In a lot of cases vacuum bleeding can be just as effective as pressure bleeding the brake system. Speedway Motors offers an extremely simple and easy to use Mityvac, hand operated vacuum/pressure pump under part number 91083895. The vacuum pump is an extremely versatile service tool that can be used to perform a number of useful tasks. The pump and its accessories are useful to transfer fluids, help to bleed brakes and aid in other tasks.

How to vacuum bleed
  • Always make certain that the master cylinder reservoir is filled and that a supply of new, clean fluid of the proper type is on hand to top off the reservoir as the fluid level drops during bleeding.
  • Slip 1 1/2” of tubing between the pump and the lid of reservoir jar at port marked “TO PUMP” and attach the 31/2” plastic hose to the bottom of the cap.
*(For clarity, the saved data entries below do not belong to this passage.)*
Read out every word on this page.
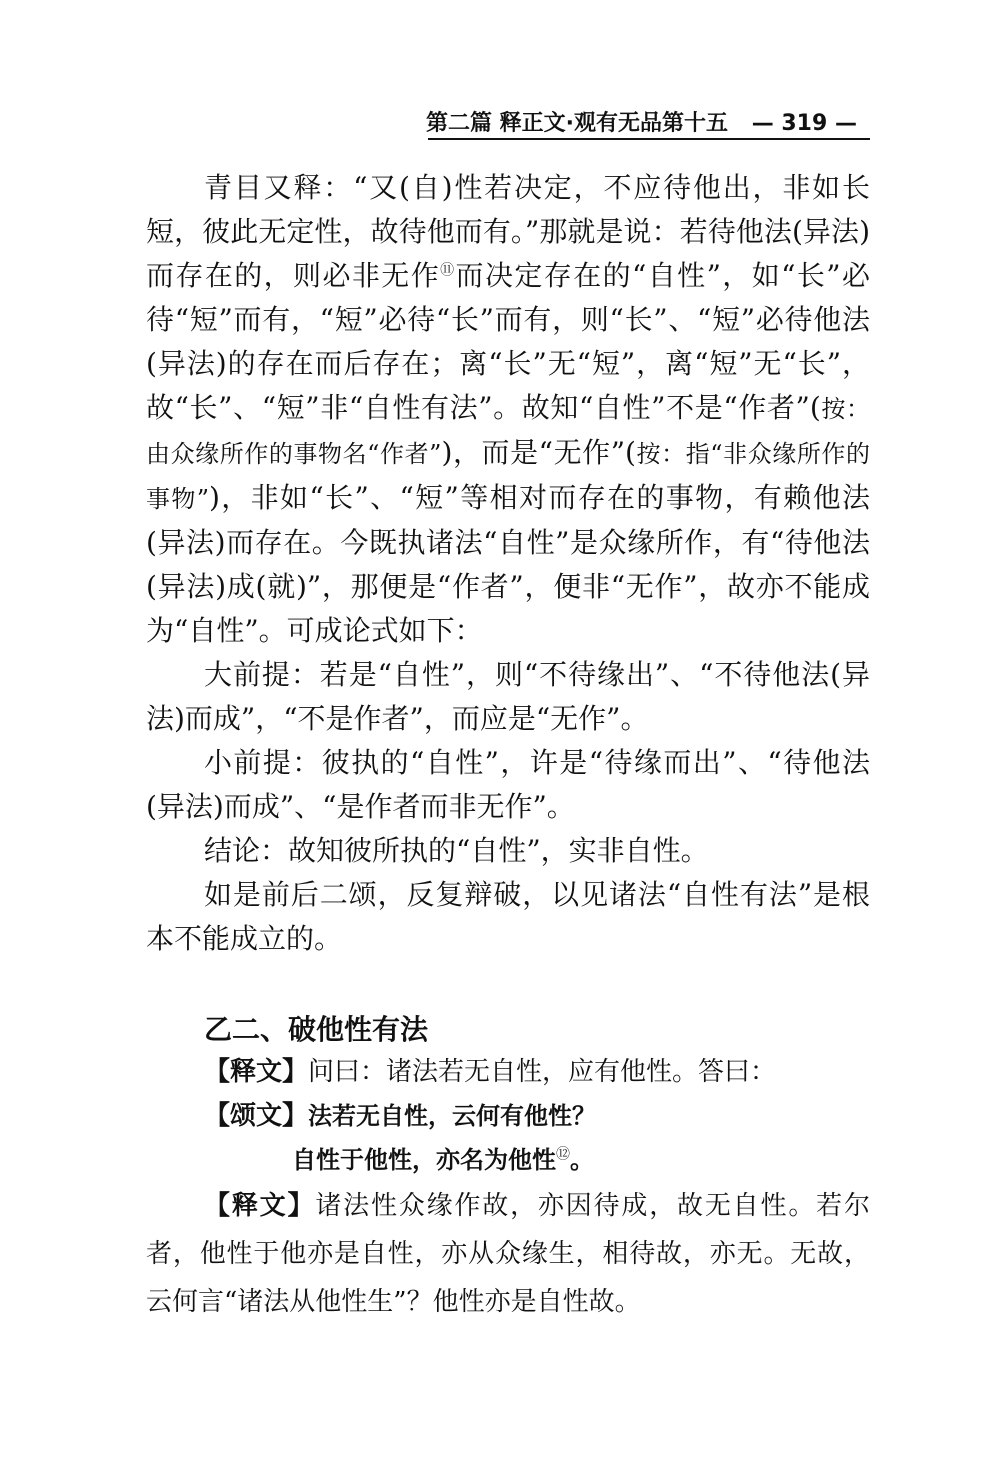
第二篇 释正文·观有无品第十五 — 319 —

青目又释：“又(自)性若决定，不应待他出，非如长短，彼此无定性，故待他而有。”那就是说：若待他法(异法)而存在的，则必非无作⑪而决定存在的“自性”，如“长”必待“短”而有，“短”必待“长”而有，则“长”、“短”必待他法(异法)的存在而后存在；离“长”无“短”，离“短”无“长”，故“长”、“短”非“自性有法”。故知“自性”不是“作者”(按：由众缘所作的事物名“作者”)，而是“无作”(按：指“非众缘所作的事物”)，非如“长”、“短”等相对而存在的事物，有赖他法(异法)而存在。今既执诸法“自性”是众缘所作，有“待他法(异法)成(就)”，那便是“作者”，便非“无作”，故亦不能成为“自性”。可成论式如下：

大前提：若是“自性”，则“不待缘出”、“不待他法(异法)而成”，“不是作者”，而应是“无作”。

小前提：彼执的“自性”，许是“待缘而出”、“待他法(异法)而成”、“是作者而非无作”。

结论：故知彼所执的“自性”，实非自性。

如是前后二颂，反复辩破，以见诸法“自性有法”是根本不能成立的。

乙二、破他性有法

【释文】问曰：诸法若无自性，应有他性。答曰：

【颂文】法若无自性，云何有他性？

自性于他性，亦名为他性⑫。

【释文】诸法性众缘作故，亦因待成，故无自性。若尔者，他性于他亦是自性，亦从众缘生，相待故，亦无。无故，云何言“诸法从他性生”？他性亦是自性故。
  • Affix at least a 12” piece of tubing to the other reservoir jar port. Be certain that the cover of the reservoir jar is secure.
  • Select the appropriate adapter(s). The L-shaped universal adapters should fit snugly over the brake bleeding fitting in order to seal properly. The tapered adapters fit inside the thru-hole of fitting and will generally seal well when inserted tightly with a pressing and twisting motion. Attach adapter to reservoir hose.
  • Place wrench on brake bleeding fitting. Attach adapter and pump assembly, and pump 10 to 15 times.
  • After evacuating about 2-inches of fluid into the jar, close the fitting and refill the master cylinder with new brake fluid. Repeat all previous steps on all remaining wheels.
  • If fluid is not drawn into the jar after opening the fitting, make certain the lid of the jar is tight. You will not be able to produce the necessary vacuum in the jar if the lid does not fit securely. Occasionally some dirt will get into the brake line, in which case the pump may not be totally effective. If this happens, have someone touch the brake pedal once lightly, with the bleeding valve open, then proceed to use the pump.
  • Before test-driving, check the pedal, it should feel firm when depressed and it should hold constant pressure without dropping.